What's Next? The Ultimate Advantage of Functional Fitness

Written by Kyle Ligon - MovementLink.FIT Head Coach

I just wrapped up the MS150, spending two days riding 150 miles from Austin to College Station, TX to raise money for the MS Society (you can find more information or donate here). It was a great experience, but almost immediately after crossing the finish line, my brain shifted gears: What am I going to get into next?

It is in these exact moments of transition that I am incredibly grateful for the true value of functional fitness.

Because of the foundation I have built, I am not restricted to just being a "cyclist" or a "runner" or a "lifter." I don't have to spend six months building up a new foundation just to try something different. My fitness provides me the option to pivot and explore whatever currently sparks my interest.

The Power of the Launchpad
While I wait to see what specific challenge grabs my attention next, I am amazed to see that when I look around the gym at our coaching staff, they are all pursuing a wildly diverse set of goals:

  • Coach April completed a triathlon on Memorial Day.

  • Coach Colby just took an Animal Flow certification course and prepped to PR his Memorial Day Murph.

  • Coach Alejandro is dialed in on a dedicated strength cycle.

  • Coach Justin has caught the long-distance bug, diving into marathons and 50+ mile ultramarathons.

  • Coach Kelly is currently doing Hyrox events.

What makes this ecosystem so effective is the underlying architecture of how they are training.

None of them have abandoned our core programming to become hyper-specialists. Instead, they all use our core functional fitness program as their primary engine, and simply sprinkle their interest-specific training on top of it.

Specialization vs. Functional Freedom
None of us are trying to be professional athletes in these specific niches. The goal is simply to be highly prepared, improve our capacities, and actually enjoy the experience—rather than just surviving it.

Our coaches possess a rare advantage over the vast majority of people at these events: the ability to thrive in a highly specific, grueling event, and then seamlessly pivot to thrive in a completely different physical arena the moment their interests change.
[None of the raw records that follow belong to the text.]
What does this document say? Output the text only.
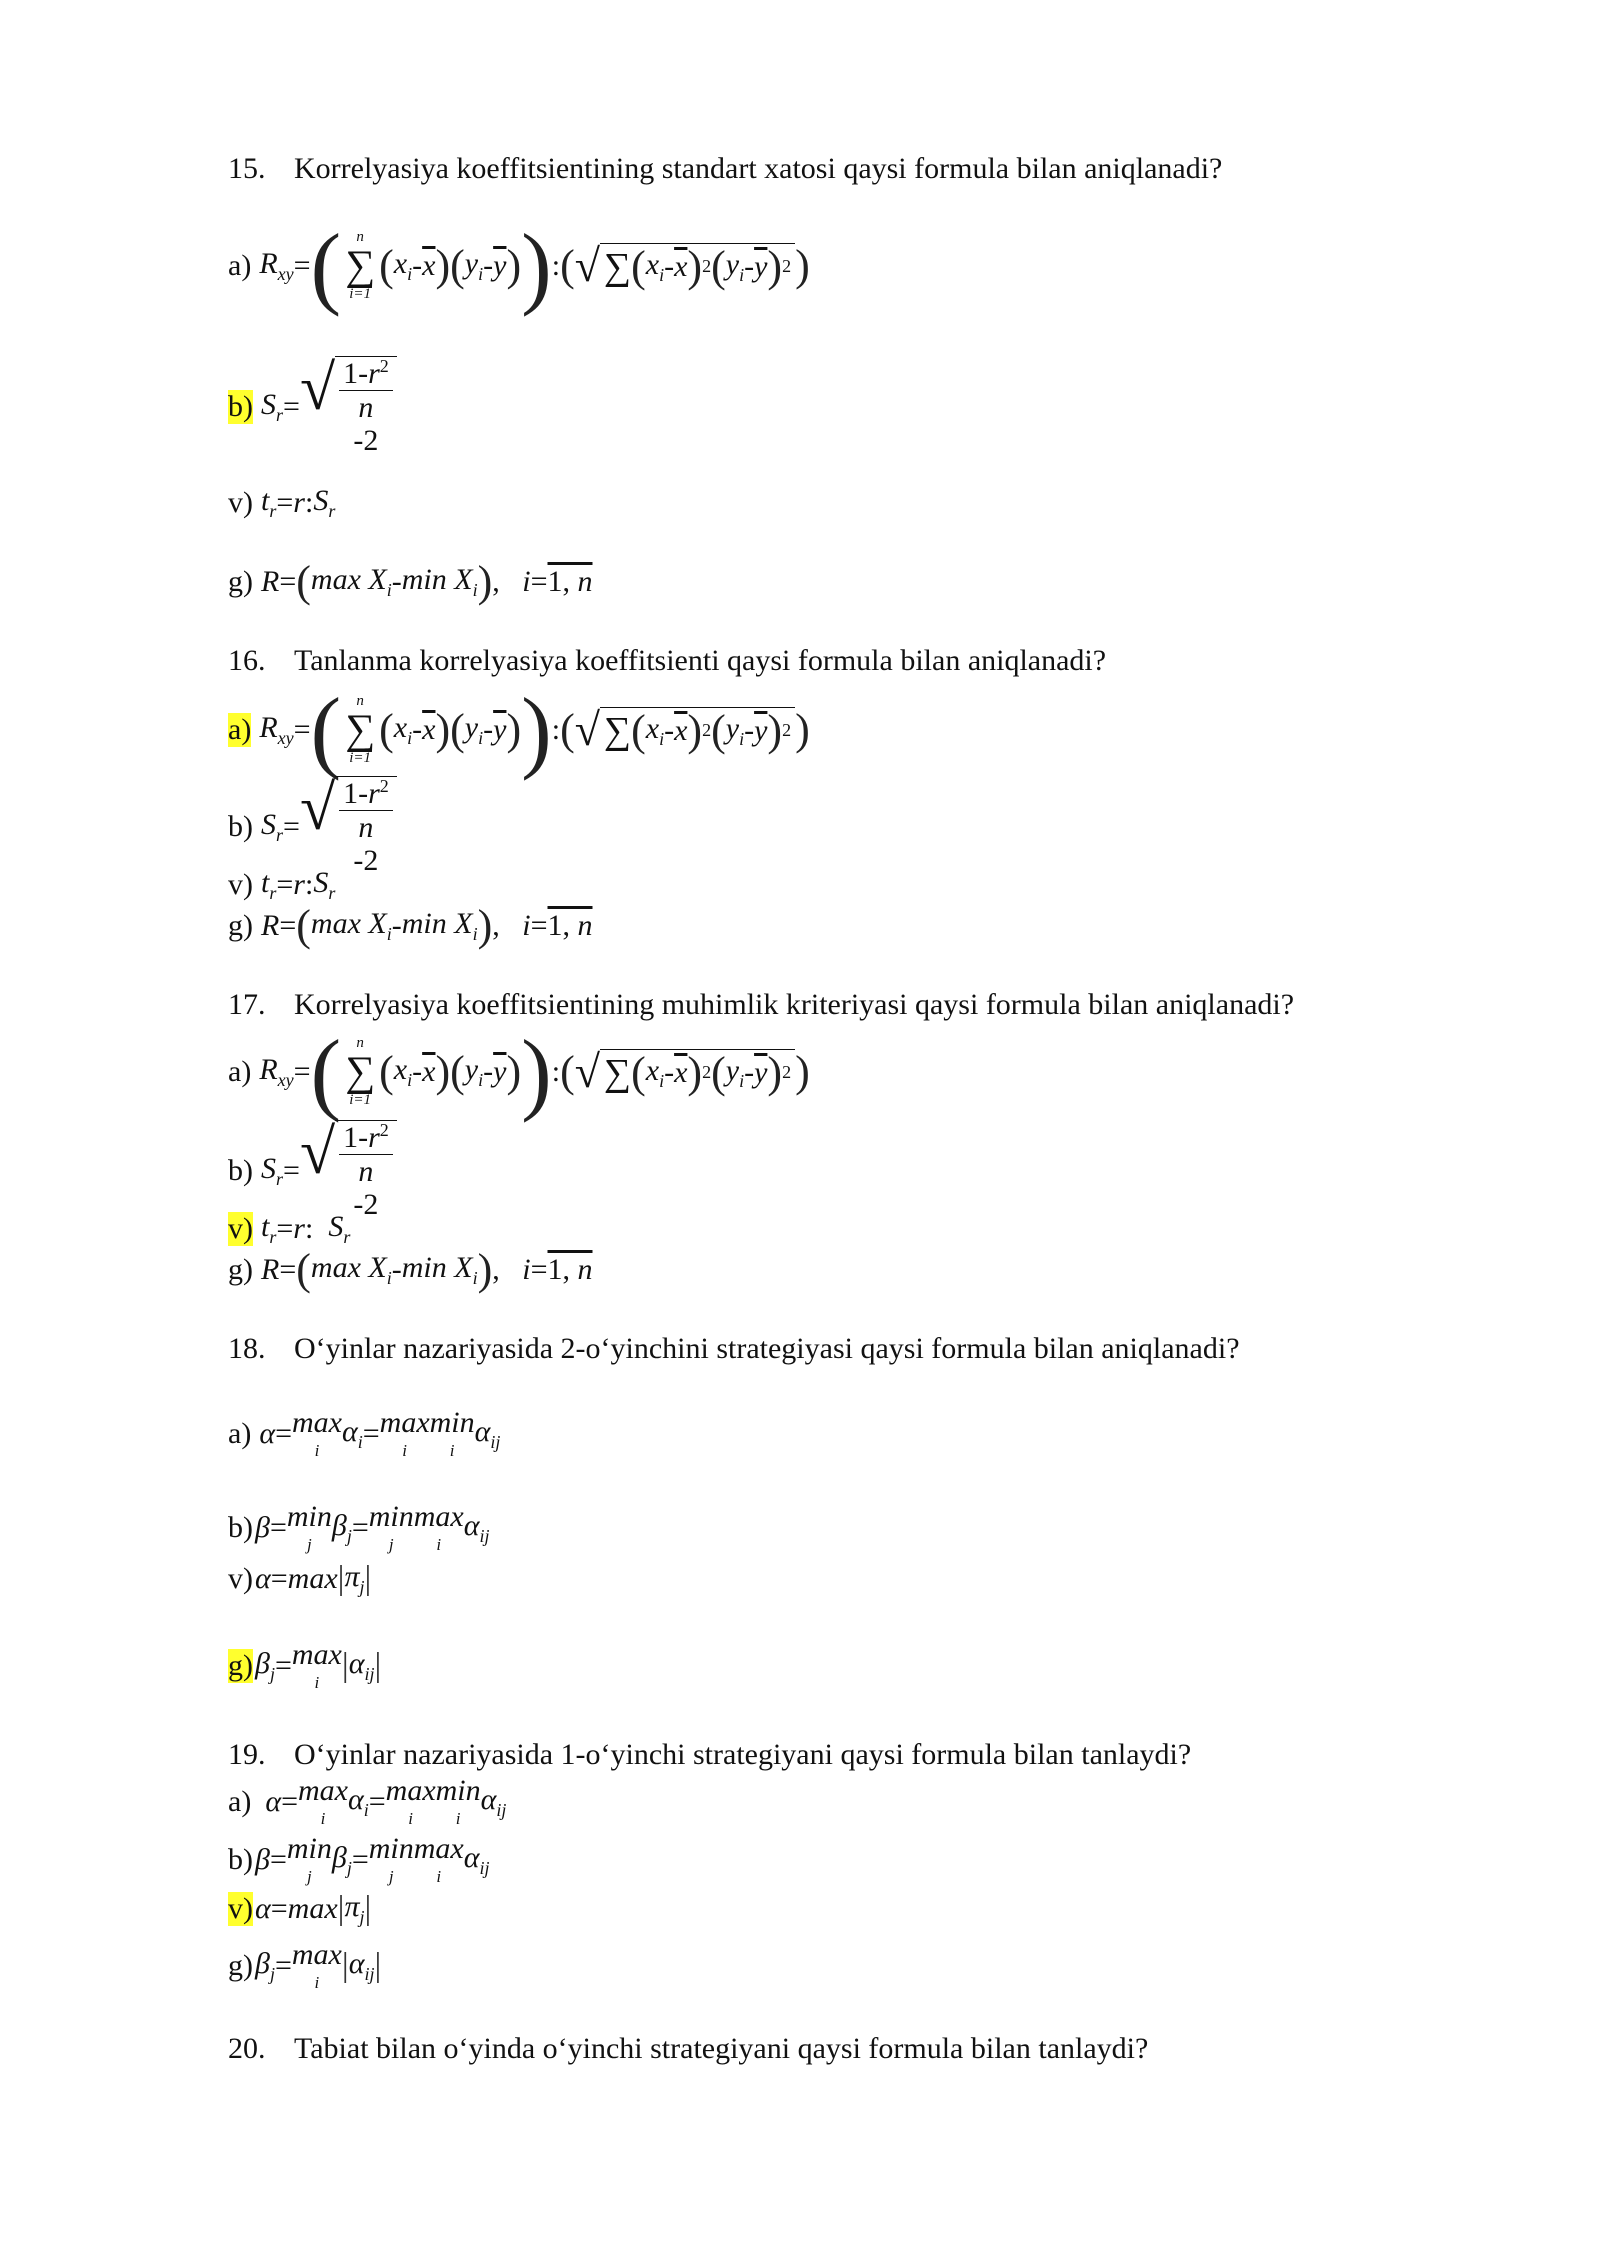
15. Korrelyasiya koeffitsientining standart xatosi qaysi formula bilan aniqlanadi?
a) $R_{xy}$ = ( n
∑
i=1
( $x_i - \overline{x}$ ) ( $y_i - \overline{y}$ ) ) : ( √ ∑ ( $x_i - \overline{x}$ ) 2 ( $y_i - \overline{y}$ ) 2 )
b) $S_r$ = √ $1-r^2$
n
-2
v) $t_r = r$ : $S_r$
g) R = ( $\max X_i$ - $\min X_i$ ) , i = 1, n
16. Tanlanma korrelyasiya koeffitsienti qaysi formula bilan aniqlanadi?
a) $R_{xy}$ = ( n
∑
i=1
( $x_i - \overline{x}$ ) ( $y_i - \overline{y}$ ) ) : ( √ ∑ ( $x_i - \overline{x}$ ) 2 ( $y_i - \overline{y}$ ) 2 )
b) $S_r$ = √ $1-r^2$
n
-2
v) $t_r = r$ : $S_r$
g) R = ( $\max X_i$ - $\min X_i$ ) , i = 1, n
17. Korrelyasiya koeffitsientining muhimlik kriteriyasi qaysi formula bilan aniqlanadi?
a) $R_{xy}$ = ( n
∑
i=1
( $x_i - \overline{x}$ ) ( $y_i - \overline{y}$ ) ) : ( √ ∑ ( $x_i - \overline{x}$ ) 2 ( $y_i - \overline{y}$ ) 2 )
b) $S_r$ = √ $1-r^2$
n
-2
v) $t_r = r$ : $S_r$
g) R = ( $\max X_i$ - $\min X_i$ ) , i = 1, n
18. O‘yinlar nazariyasida 2-o‘yinchini strategiyasi qaysi formula bilan aniqlanadi?
a) α = max
i
$\alpha_i = \max$
i
min
i
$\alpha_{ij}$
b) β = min
j
$\beta_j = \min$
j
max
i
$\alpha_{ij}$
v) α = max | $\pi_j$ |
g) $\beta_j = \max$
i | $\alpha_{ij}$ |
19. O‘yinlar nazariyasida 1-o‘yinchi strategiyani qaysi formula bilan tanlaydi?
a) α = max
i
$\alpha_i = \max$
i
min
i
$\alpha_{ij}$
b) β = min
j
$\beta_j = \min$
j
max
i
$\alpha_{ij}$
v) α = max | $\pi_j$ |
g) $\beta_j = \max$
i | $\alpha_{ij}$ |
20. Tabiat bilan o‘yinda o‘yinchi strategiyani qaysi formula bilan tanlaydi?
Contrast that with hyper-specialization. The majority of the athletes I rode alongside during the MS150 are incredibly efficient at pedaling a bicycle. But if you asked them to run a half marathon, carry a heavy sandbag, or navigate a Spartan Race, their biology would hit a hard wall. They are trapped in their specialty.

The Phases of Fitness
Over the years, my own interests have constantly shifted. I’ve gone through dedicated phases of CrossFit, sand volleyball, Spartan Races, disc golf, GORUCK events, the MS150, and pickleball. What I will be interested in 5 years from now is anyone's guess and that’s the point of a base of functional fitness.

If I had to completely rebuild my body for every single one of those phases, I would never have done them. Functional fitness is not about being trapped in the gym; it is about building a machine capable of saying "yes" to whatever game you decide you want to play.

A Little Goes a Long Way
Remember, we never want to do anything at the expense of our long term functional performance, body composition, tissue & joint health, or overall health & wellness, so the top priority should be building your base of functional fitness, even if you have a specific interest or goal. Once you’ve established a cross-training routine of 3-6 days per week, then experiment with sprinkling in something you’re interested in. Trust me a little goes a long way here. Results come from consistency and do not require massive efforts. Here are some examples:

  • Want to focus on a stronger upper body? Substitute one hybrid upper body class a week for our Sunday Upper Body Open Gym workout.

  • Have a Triathlon, a Marathon, a 12-HOUR GORUCK event or similar? Replace a workout (probably Thursday’s or Saturday’s) with a longer, event-specific workout.

Hopefully with these two examples you can see how minor tweaks to a core cross-training program can leverage your foundation into a specific event while simultaneously keeping you prepared for life and whatever you may become interested in next.

Don’t have anything in mind? Just keep building your foundation, so when anything comes up, you’ll be ready to jump right in!

Build the foundation. Then go explore.